2016, o ano da Lava Jato

Nunca uma investigação criminal mexeu tanto com a política brasileira – mas a Lava Jato tem forças para continuar quente em 2017?
Foto: Antonio Cruz/Agência Brasil

No final de 2015, nós avisamos: 2016 tinha de tudo para ser especialmente complicado. Se o ano passado fechou com a mal-ajambrada cartinha de Michel Temer à então presidente Dilma Rousseff, 2016 fecha com o agora ex-interino enrolado até o pescoço na operação Lava Jato, graças à profética e temerosa investigação seguida pela enxurrada de delações premiadas da empreiteira Odebrecht.

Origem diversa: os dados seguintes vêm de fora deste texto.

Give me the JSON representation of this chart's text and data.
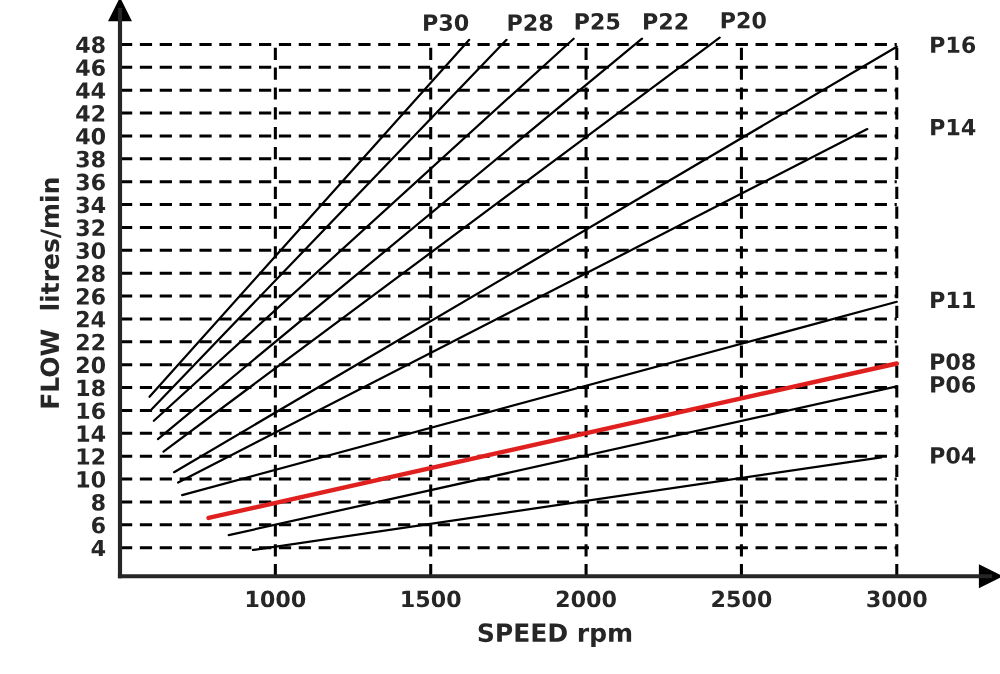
{
  "chart_data": {
    "type": "line",
    "xlabel": "SPEED rpm",
    "ylabel": "FLOW  litres/min",
    "xlim": [
      500,
      3300
    ],
    "ylim": [
      1.5,
      51
    ],
    "xticks": [
      1000,
      1500,
      2000,
      2500,
      3000
    ],
    "yticks": [
      4,
      6,
      8,
      10,
      12,
      14,
      16,
      18,
      20,
      22,
      24,
      26,
      28,
      30,
      32,
      34,
      36,
      38,
      40,
      42,
      44,
      46,
      48
    ],
    "grid": true,
    "marker": "none",
    "line_style": "solid",
    "series": [
      {
        "name": "P30",
        "color": "#000000",
        "x": [
          595,
          1624
        ],
        "values": [
          17.2,
          48.4
        ]
      },
      {
        "name": "P28",
        "color": "#000000",
        "x": [
          602,
          1744
        ],
        "values": [
          16.1,
          48.4
        ]
      },
      {
        "name": "P25",
        "color": "#000000",
        "x": [
          609,
          1960
        ],
        "values": [
          15.1,
          48.5
        ]
      },
      {
        "name": "P22",
        "color": "#000000",
        "x": [
          622,
          2180
        ],
        "values": [
          13.5,
          48.5
        ]
      },
      {
        "name": "P20",
        "color": "#000000",
        "x": [
          640,
          2430
        ],
        "values": [
          12.4,
          48.6
        ]
      },
      {
        "name": "P16",
        "color": "#000000",
        "x": [
          674,
          3000
        ],
        "values": [
          10.6,
          47.8
        ]
      },
      {
        "name": "P14",
        "color": "#000000",
        "x": [
          687,
          2905
        ],
        "values": [
          9.7,
          40.6
        ]
      },
      {
        "name": "P11",
        "color": "#000000",
        "x": [
          700,
          3000
        ],
        "values": [
          8.6,
          25.5
        ]
      },
      {
        "name": "P08",
        "color": "#e0201f",
        "x": [
          785,
          3000
        ],
        "values": [
          6.6,
          20.1
        ]
      },
      {
        "name": "P06",
        "color": "#000000",
        "x": [
          850,
          3000
        ],
        "values": [
          5.1,
          18.1
        ]
      },
      {
        "name": "P04",
        "color": "#000000",
        "x": [
          928,
          2950
        ],
        "values": [
          3.8,
          11.9
        ]
      }
    ]
  }
}
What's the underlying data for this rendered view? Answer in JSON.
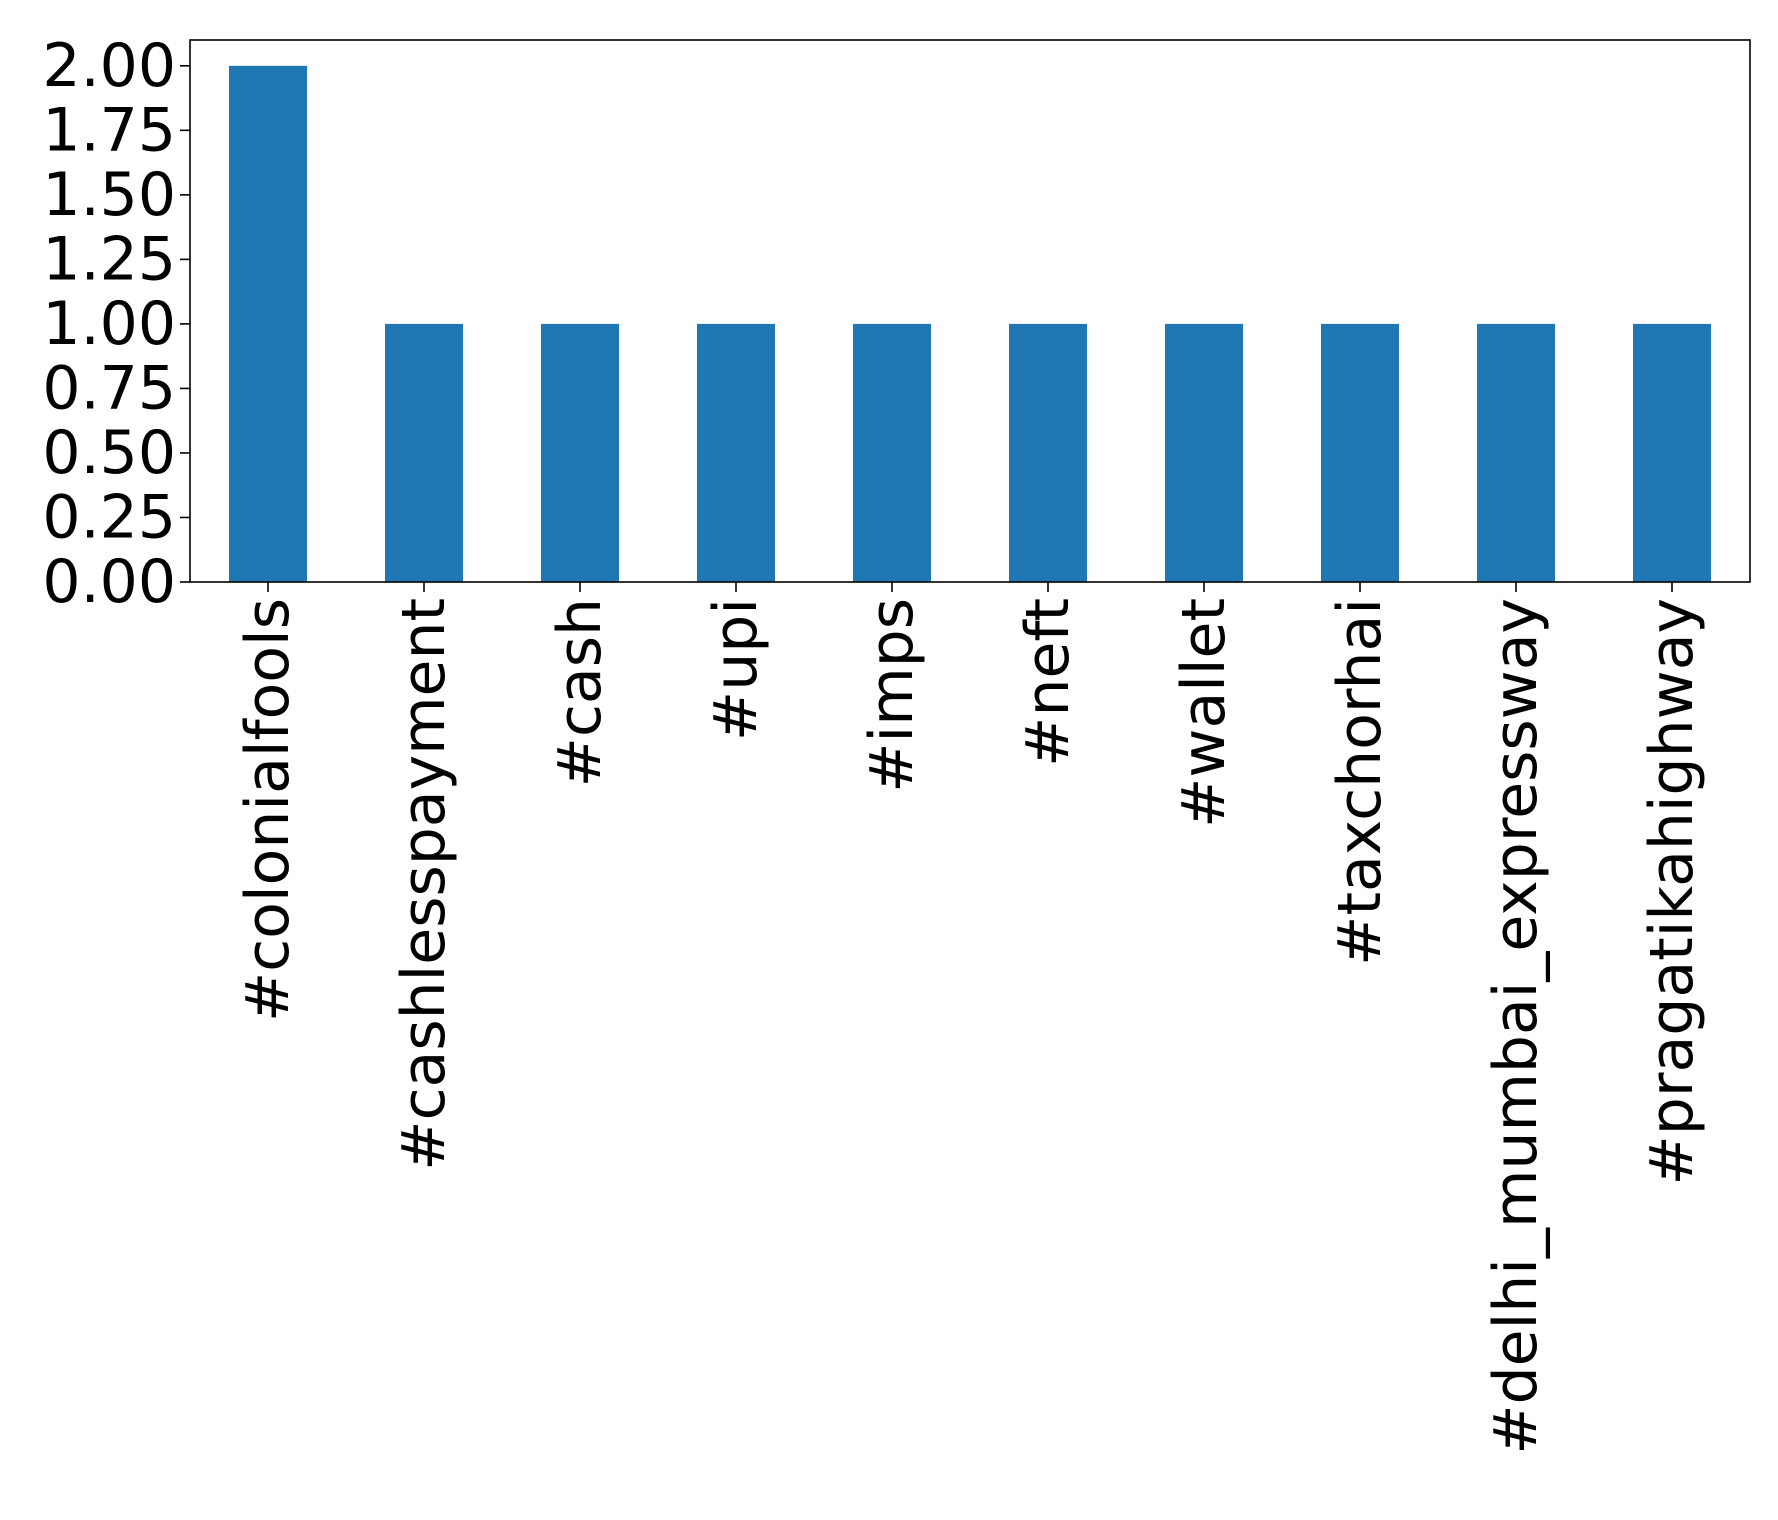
{
  "chart_data": {
    "type": "bar",
    "categories": [
      "#colonialfools",
      "#cashlesspayment",
      "#cash",
      "#upi",
      "#imps",
      "#neft",
      "#wallet",
      "#taxchorhai",
      "#delhi_mumbai_expressway",
      "#pragatikahighway"
    ],
    "values": [
      2,
      1,
      1,
      1,
      1,
      1,
      1,
      1,
      1,
      1
    ],
    "yticks": [
      "0.00",
      "0.25",
      "0.50",
      "0.75",
      "1.00",
      "1.25",
      "1.50",
      "1.75",
      "2.00"
    ],
    "ylim": [
      0,
      2.1
    ],
    "grid": false,
    "legend": "none",
    "bar_color": "#1f77b4"
  }
}
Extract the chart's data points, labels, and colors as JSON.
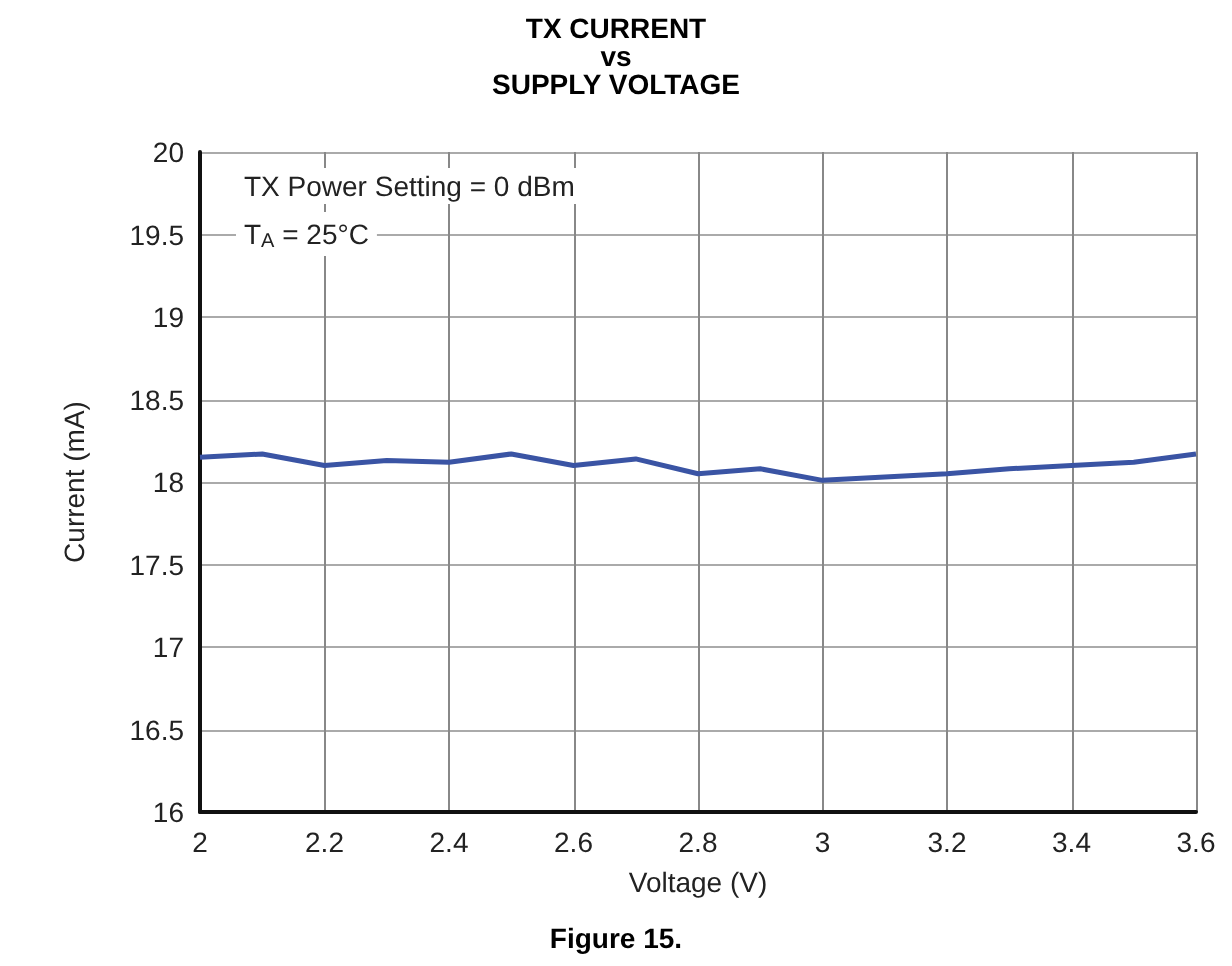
{
  "chart_data": {
    "type": "line",
    "title": "TX CURRENT\nvs\nSUPPLY VOLTAGE",
    "xlabel": "Voltage (V)",
    "ylabel": "Current (mA)",
    "annotations": [
      "TX Power Setting = 0 dBm",
      "T$_{A}$ = 25°C",
      "Figure 15."
    ],
    "x": [
      2,
      2.1,
      2.2,
      2.3,
      2.4,
      2.5,
      2.6,
      2.7,
      2.8,
      2.9,
      3,
      3.1,
      3.2,
      3.3,
      3.4,
      3.5,
      3.6
    ],
    "series": [
      {
        "color": "#3a54a4",
        "values": [
          18.15,
          18.17,
          18.1,
          18.13,
          18.12,
          18.17,
          18.1,
          18.14,
          18.05,
          18.08,
          18.01,
          18.03,
          18.05,
          18.08,
          18.1,
          18.12,
          18.17
        ]
      }
    ],
    "xlim": [
      2,
      3.6
    ],
    "xticks": [
      2,
      2.2,
      2.4,
      2.6,
      2.8,
      3,
      3.2,
      3.4,
      3.6
    ],
    "ylim": [
      16,
      20
    ],
    "yticks": [
      16,
      16.5,
      17,
      17.5,
      18,
      18.5,
      19,
      19.5,
      20
    ],
    "grid": true,
    "marker": "none",
    "line_style": "solid"
  }
}
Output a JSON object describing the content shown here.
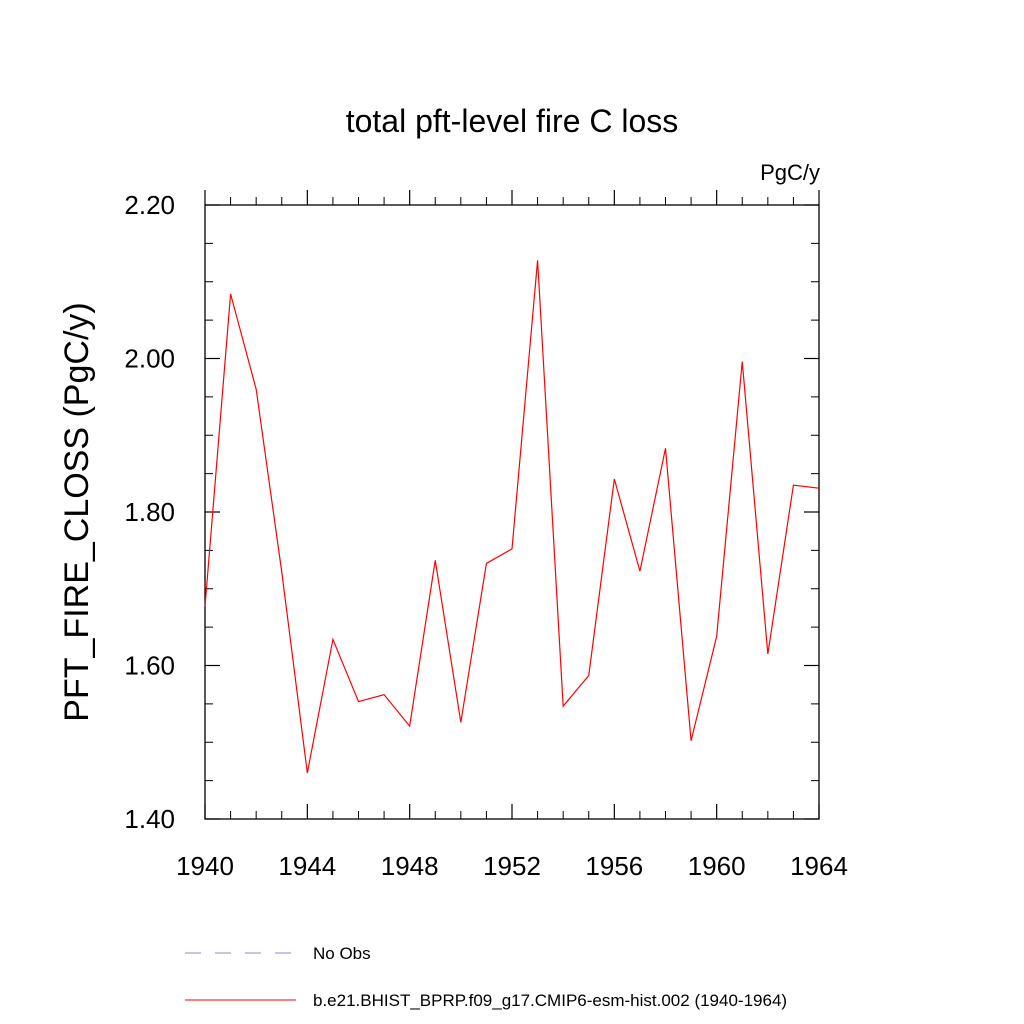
{
  "chart_data": {
    "type": "line",
    "title": "total pft-level fire C loss",
    "units_label": "PgC/y",
    "ylabel": "PFT_FIRE_CLOSS  (PgC/y)",
    "xlabel": "",
    "xlim": [
      1940,
      1964
    ],
    "ylim": [
      1.4,
      2.2
    ],
    "x_ticks": [
      1940,
      1944,
      1948,
      1952,
      1956,
      1960,
      1964
    ],
    "x_tick_labels": [
      "1940",
      "1944",
      "1948",
      "1952",
      "1956",
      "1960",
      "1964"
    ],
    "y_ticks": [
      1.4,
      1.6,
      1.8,
      2.0,
      2.2
    ],
    "y_tick_labels": [
      "1.40",
      "1.60",
      "1.80",
      "2.00",
      "2.20"
    ],
    "grid": false,
    "x": [
      1940,
      1941,
      1942,
      1943,
      1944,
      1945,
      1946,
      1947,
      1948,
      1949,
      1950,
      1951,
      1952,
      1953,
      1954,
      1955,
      1956,
      1957,
      1958,
      1959,
      1960,
      1961,
      1962,
      1963,
      1964
    ],
    "series": [
      {
        "name": "b.e21.BHIST_BPRP.f09_g17.CMIP6-esm-hist.002 (1940-1964)",
        "color": "#ff0000",
        "dash": "solid",
        "values": [
          1.677,
          2.084,
          1.96,
          1.722,
          1.46,
          1.634,
          1.553,
          1.562,
          1.521,
          1.737,
          1.526,
          1.733,
          1.752,
          2.128,
          1.547,
          1.587,
          1.843,
          1.723,
          1.883,
          1.502,
          1.638,
          1.996,
          1.615,
          1.835,
          1.831
        ]
      }
    ],
    "legend": {
      "placement": "bottom",
      "entries": [
        {
          "label": "No Obs",
          "color": "#8a8ad8",
          "dash": "dashed"
        },
        {
          "label": "b.e21.BHIST_BPRP.f09_g17.CMIP6-esm-hist.002 (1940-1964)",
          "color": "#ff0000",
          "dash": "solid"
        }
      ]
    }
  }
}
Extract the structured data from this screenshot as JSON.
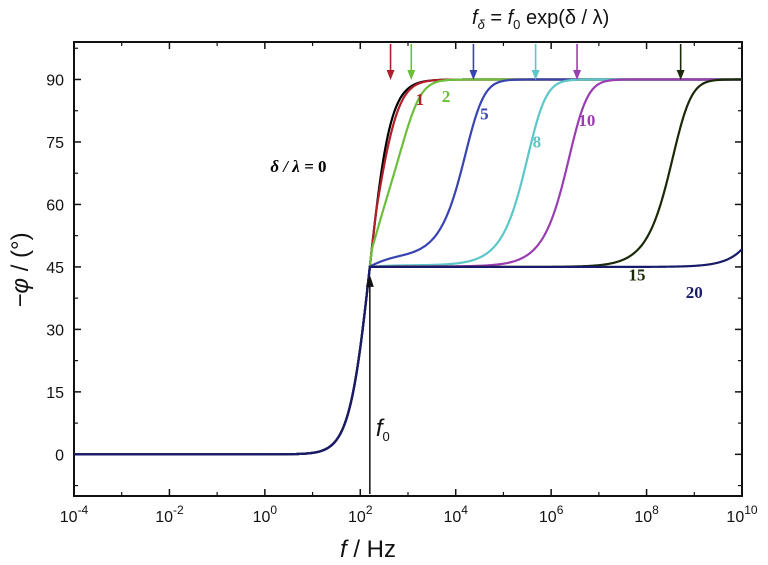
{
  "chart_data": {
    "type": "line",
    "xlabel_italic": "f",
    "xlabel_unit": " / Hz",
    "ylabel_symbol": "−φ",
    "ylabel_unit": " / (°)",
    "xscale": "log",
    "xlim": [
      -4,
      10
    ],
    "ylim": [
      -10,
      99
    ],
    "x_ticks": [
      {
        "exp": -4,
        "base": "10",
        "sup": "-4"
      },
      {
        "exp": -2,
        "base": "10",
        "sup": "-2"
      },
      {
        "exp": 0,
        "base": "10",
        "sup": "0"
      },
      {
        "exp": 2,
        "base": "10",
        "sup": "2"
      },
      {
        "exp": 4,
        "base": "10",
        "sup": "4"
      },
      {
        "exp": 6,
        "base": "10",
        "sup": "6"
      },
      {
        "exp": 8,
        "base": "10",
        "sup": "8"
      },
      {
        "exp": 10,
        "base": "10",
        "sup": "10"
      }
    ],
    "y_ticks": [
      0,
      15,
      30,
      45,
      60,
      75,
      90
    ],
    "f0_exp": 2.2,
    "f0_label": "f",
    "f0_sub": "0",
    "formula": {
      "lhs": "f",
      "lhs_sub": "δ",
      "eq": " = ",
      "rhs": "f",
      "rhs_sub": "0",
      "tail": " exp(δ / λ)"
    },
    "delta_label_prefix": "δ / λ = ",
    "series": [
      {
        "name": "0",
        "delta": 0,
        "color": "#000000"
      },
      {
        "name": "1",
        "delta": 1,
        "color": "#b0202a"
      },
      {
        "name": "2",
        "delta": 2,
        "color": "#6cbf3a"
      },
      {
        "name": "5",
        "delta": 5,
        "color": "#3a44b0"
      },
      {
        "name": "8",
        "delta": 8,
        "color": "#5cc6c8"
      },
      {
        "name": "10",
        "delta": 10,
        "color": "#9a3db0"
      },
      {
        "name": "15",
        "delta": 15,
        "color": "#1a2a08"
      },
      {
        "name": "20",
        "delta": 20,
        "color": "#1a1a6a"
      }
    ],
    "arrow_colors": [
      "#b0202a",
      "#6cbf3a",
      "#3a44b0",
      "#5cc6c8",
      "#9a3db0",
      "#1a2a08"
    ],
    "arrow_deltas": [
      1,
      2,
      5,
      8,
      10,
      15
    ],
    "grid": false
  }
}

A Lava Jato foi a mãe da crise política, e ainda deu uma força na crise econômica que serviu de arcabouço para o impeachment. Foi a convocação para o depoimento de Lula, levado coercitivamente ao Aeroporto de Congonhas (essa não tem explicação até hoje), que teria levado Dilma a convocar o ex-presidente a ocupar o cargo de ministro da Casa Civil, em uma possível tentativa de protegê-lo do juiz Sergio Moro. Sem titubear, Moro botou fogo no fio de estabilidade do país ao vazar uma série de grampos que havia encomendado no telefone de Lula, incluindo uma conversa com a então presidente gravada após o término do prazo legal previsto para as escutas.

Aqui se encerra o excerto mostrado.